Shaw logged the denial in his memory, but was unmoved by it.

Osbourne’s eyes widened and he almost fell. ‘And Marianne, and that old man. You think I did that too?’

‘Did you?’ asked Shaw.

‘No,’ said Osbourne, simply. ‘Why would I do that?’ He looked at his own hands. ‘How could I do that?’

‘Because Marianne was a witness to White’s murder,’ said Shaw. ‘She lied to save you, as well as herself. But not this time — this time she couldn’t face it. Did she ask you to help her end it, or did you suggest it? Had she just had enough of life. .’ Shaw looked back down the garden towards the house: ‘Life here, with you. Or just you?’

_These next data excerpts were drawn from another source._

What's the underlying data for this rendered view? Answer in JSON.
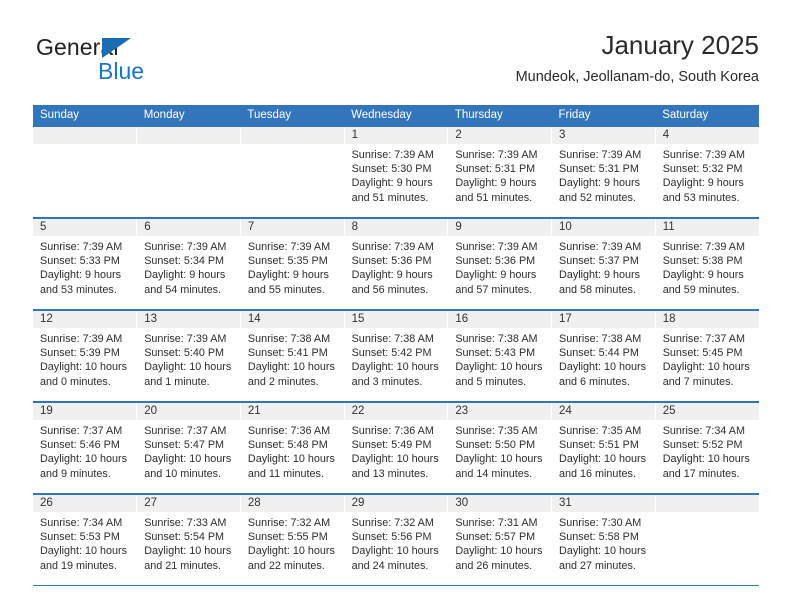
{
  "logo": {
    "word1": "General",
    "word2": "Blue",
    "triangle_color": "#1b6cb5",
    "blue_color": "#1b76c4"
  },
  "header": {
    "title": "January 2025",
    "location": "Mundeok, Jeollanam-do, South Korea"
  },
  "theme": {
    "header_bg": "#3275ba",
    "daynum_bg": "#f0f0f0",
    "grid_line": "#3275ba",
    "text": "#2e2e2e"
  },
  "weekdays": [
    "Sunday",
    "Monday",
    "Tuesday",
    "Wednesday",
    "Thursday",
    "Friday",
    "Saturday"
  ],
  "labels": {
    "sunrise": "Sunrise:",
    "sunset": "Sunset:",
    "daylight": "Daylight:"
  },
  "weeks": [
    [
      {
        "day": "",
        "empty": true
      },
      {
        "day": "",
        "empty": true
      },
      {
        "day": "",
        "empty": true
      },
      {
        "day": "1",
        "sunrise": "Sunrise: 7:39 AM",
        "sunset": "Sunset: 5:30 PM",
        "daylight": "Daylight: 9 hours and 51 minutes."
      },
      {
        "day": "2",
        "sunrise": "Sunrise: 7:39 AM",
        "sunset": "Sunset: 5:31 PM",
        "daylight": "Daylight: 9 hours and 51 minutes."
      },
      {
        "day": "3",
        "sunrise": "Sunrise: 7:39 AM",
        "sunset": "Sunset: 5:31 PM",
        "daylight": "Daylight: 9 hours and 52 minutes."
      },
      {
        "day": "4",
        "sunrise": "Sunrise: 7:39 AM",
        "sunset": "Sunset: 5:32 PM",
        "daylight": "Daylight: 9 hours and 53 minutes."
      }
    ],
    [
      {
        "day": "5",
        "sunrise": "Sunrise: 7:39 AM",
        "sunset": "Sunset: 5:33 PM",
        "daylight": "Daylight: 9 hours and 53 minutes."
      },
      {
        "day": "6",
        "sunrise": "Sunrise: 7:39 AM",
        "sunset": "Sunset: 5:34 PM",
        "daylight": "Daylight: 9 hours and 54 minutes."
      },
      {
        "day": "7",
        "sunrise": "Sunrise: 7:39 AM",
        "sunset": "Sunset: 5:35 PM",
        "daylight": "Daylight: 9 hours and 55 minutes."
      },
      {
        "day": "8",
        "sunrise": "Sunrise: 7:39 AM",
        "sunset": "Sunset: 5:36 PM",
        "daylight": "Daylight: 9 hours and 56 minutes."
      },
      {
        "day": "9",
        "sunrise": "Sunrise: 7:39 AM",
        "sunset": "Sunset: 5:36 PM",
        "daylight": "Daylight: 9 hours and 57 minutes."
      },
      {
        "day": "10",
        "sunrise": "Sunrise: 7:39 AM",
        "sunset": "Sunset: 5:37 PM",
        "daylight": "Daylight: 9 hours and 58 minutes."
      },
      {
        "day": "11",
        "sunrise": "Sunrise: 7:39 AM",
        "sunset": "Sunset: 5:38 PM",
        "daylight": "Daylight: 9 hours and 59 minutes."
      }
    ],
    [
      {
        "day": "12",
        "sunrise": "Sunrise: 7:39 AM",
        "sunset": "Sunset: 5:39 PM",
        "daylight": "Daylight: 10 hours and 0 minutes."
      },
      {
        "day": "13",
        "sunrise": "Sunrise: 7:39 AM",
        "sunset": "Sunset: 5:40 PM",
        "daylight": "Daylight: 10 hours and 1 minute."
      },
      {
        "day": "14",
        "sunrise": "Sunrise: 7:38 AM",
        "sunset": "Sunset: 5:41 PM",
        "daylight": "Daylight: 10 hours and 2 minutes."
      },
      {
        "day": "15",
        "sunrise": "Sunrise: 7:38 AM",
        "sunset": "Sunset: 5:42 PM",
        "daylight": "Daylight: 10 hours and 3 minutes."
      },
      {
        "day": "16",
        "sunrise": "Sunrise: 7:38 AM",
        "sunset": "Sunset: 5:43 PM",
        "daylight": "Daylight: 10 hours and 5 minutes."
      },
      {
        "day": "17",
        "sunrise": "Sunrise: 7:38 AM",
        "sunset": "Sunset: 5:44 PM",
        "daylight": "Daylight: 10 hours and 6 minutes."
      },
      {
        "day": "18",
        "sunrise": "Sunrise: 7:37 AM",
        "sunset": "Sunset: 5:45 PM",
        "daylight": "Daylight: 10 hours and 7 minutes."
      }
    ],
    [
      {
        "day": "19",
        "sunrise": "Sunrise: 7:37 AM",
        "sunset": "Sunset: 5:46 PM",
        "daylight": "Daylight: 10 hours and 9 minutes."
      },
      {
        "day": "20",
        "sunrise": "Sunrise: 7:37 AM",
        "sunset": "Sunset: 5:47 PM",
        "daylight": "Daylight: 10 hours and 10 minutes."
      },
      {
        "day": "21",
        "sunrise": "Sunrise: 7:36 AM",
        "sunset": "Sunset: 5:48 PM",
        "daylight": "Daylight: 10 hours and 11 minutes."
      },
      {
        "day": "22",
        "sunrise": "Sunrise: 7:36 AM",
        "sunset": "Sunset: 5:49 PM",
        "daylight": "Daylight: 10 hours and 13 minutes."
      },
      {
        "day": "23",
        "sunrise": "Sunrise: 7:35 AM",
        "sunset": "Sunset: 5:50 PM",
        "daylight": "Daylight: 10 hours and 14 minutes."
      },
      {
        "day": "24",
        "sunrise": "Sunrise: 7:35 AM",
        "sunset": "Sunset: 5:51 PM",
        "daylight": "Daylight: 10 hours and 16 minutes."
      },
      {
        "day": "25",
        "sunrise": "Sunrise: 7:34 AM",
        "sunset": "Sunset: 5:52 PM",
        "daylight": "Daylight: 10 hours and 17 minutes."
      }
    ],
    [
      {
        "day": "26",
        "sunrise": "Sunrise: 7:34 AM",
        "sunset": "Sunset: 5:53 PM",
        "daylight": "Daylight: 10 hours and 19 minutes."
      },
      {
        "day": "27",
        "sunrise": "Sunrise: 7:33 AM",
        "sunset": "Sunset: 5:54 PM",
        "daylight": "Daylight: 10 hours and 21 minutes."
      },
      {
        "day": "28",
        "sunrise": "Sunrise: 7:32 AM",
        "sunset": "Sunset: 5:55 PM",
        "daylight": "Daylight: 10 hours and 22 minutes."
      },
      {
        "day": "29",
        "sunrise": "Sunrise: 7:32 AM",
        "sunset": "Sunset: 5:56 PM",
        "daylight": "Daylight: 10 hours and 24 minutes."
      },
      {
        "day": "30",
        "sunrise": "Sunrise: 7:31 AM",
        "sunset": "Sunset: 5:57 PM",
        "daylight": "Daylight: 10 hours and 26 minutes."
      },
      {
        "day": "31",
        "sunrise": "Sunrise: 7:30 AM",
        "sunset": "Sunset: 5:58 PM",
        "daylight": "Daylight: 10 hours and 27 minutes."
      },
      {
        "day": "",
        "empty": true
      }
    ]
  ]
}
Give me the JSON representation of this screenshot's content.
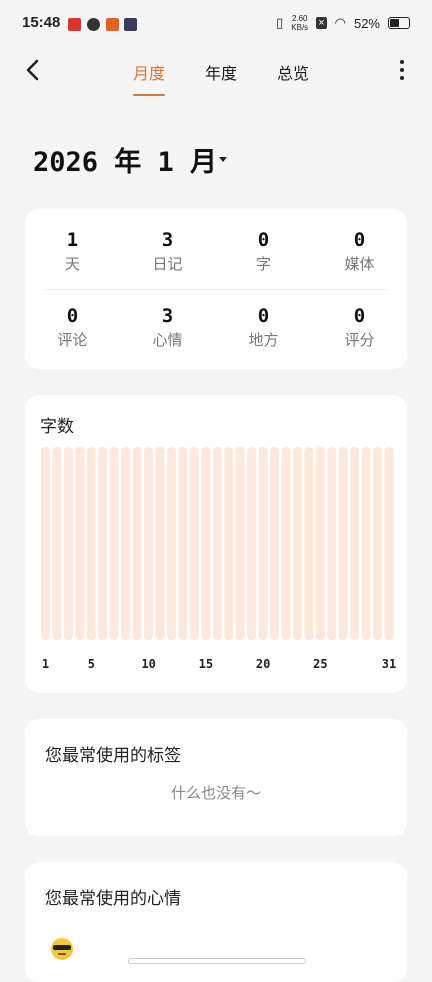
{
  "status_bar": {
    "time": "15:48",
    "net_speed_value": "2.60",
    "net_speed_unit": "KB/s",
    "battery": "52%"
  },
  "nav": {
    "tabs": [
      {
        "label": "月度",
        "active": true
      },
      {
        "label": "年度",
        "active": false
      },
      {
        "label": "总览",
        "active": false
      }
    ]
  },
  "period": {
    "title": "2026 年 1 月"
  },
  "stats": [
    {
      "value": "1",
      "label": "天"
    },
    {
      "value": "3",
      "label": "日记"
    },
    {
      "value": "0",
      "label": "字"
    },
    {
      "value": "0",
      "label": "媒体"
    },
    {
      "value": "0",
      "label": "评论"
    },
    {
      "value": "3",
      "label": "心情"
    },
    {
      "value": "0",
      "label": "地方"
    },
    {
      "value": "0",
      "label": "评分"
    }
  ],
  "chart_data": {
    "type": "bar",
    "title": "字数",
    "x": [
      1,
      2,
      3,
      4,
      5,
      6,
      7,
      8,
      9,
      10,
      11,
      12,
      13,
      14,
      15,
      16,
      17,
      18,
      19,
      20,
      21,
      22,
      23,
      24,
      25,
      26,
      27,
      28,
      29,
      30,
      31
    ],
    "values": [
      0,
      0,
      0,
      0,
      0,
      0,
      0,
      0,
      0,
      0,
      0,
      0,
      0,
      0,
      0,
      0,
      0,
      0,
      0,
      0,
      0,
      0,
      0,
      0,
      0,
      0,
      0,
      0,
      0,
      0,
      0
    ],
    "tick_labels": [
      "1",
      "5",
      "10",
      "15",
      "20",
      "25",
      "31"
    ],
    "bar_color": "#fde9dc"
  },
  "tags_section": {
    "title": "您最常使用的标签",
    "empty_text": "什么也没有～"
  },
  "moods_section": {
    "title": "您最常使用的心情",
    "top_mood_icon": "sunglasses-emoji-icon"
  },
  "colors": {
    "accent": "#e0762d",
    "bar": "#fde9dc",
    "background": "#f5f5f5"
  }
}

It was cruel blow but effective. Osbourne raised both hands to this mouth.

‘And Arthur Patch saw you that day in 1994, didn’t he? Saw the wound. So when we drew a blank on the mass screening, as you knew we would, you were afraid we’d start looking for witnesses along the coast that day and in town, and that’s when he’d step forward. So he had to die.’

A shout from the woods made them all turn to the still-open half stable door.

Emerging from the shadows was a man walking quickly towards them: Aidan Robinson, with a beater’s brush, a pair of overalls grimy with ash, the left foot trailing badly. When he got to the door he saw Joe Osbourne’s face and froze.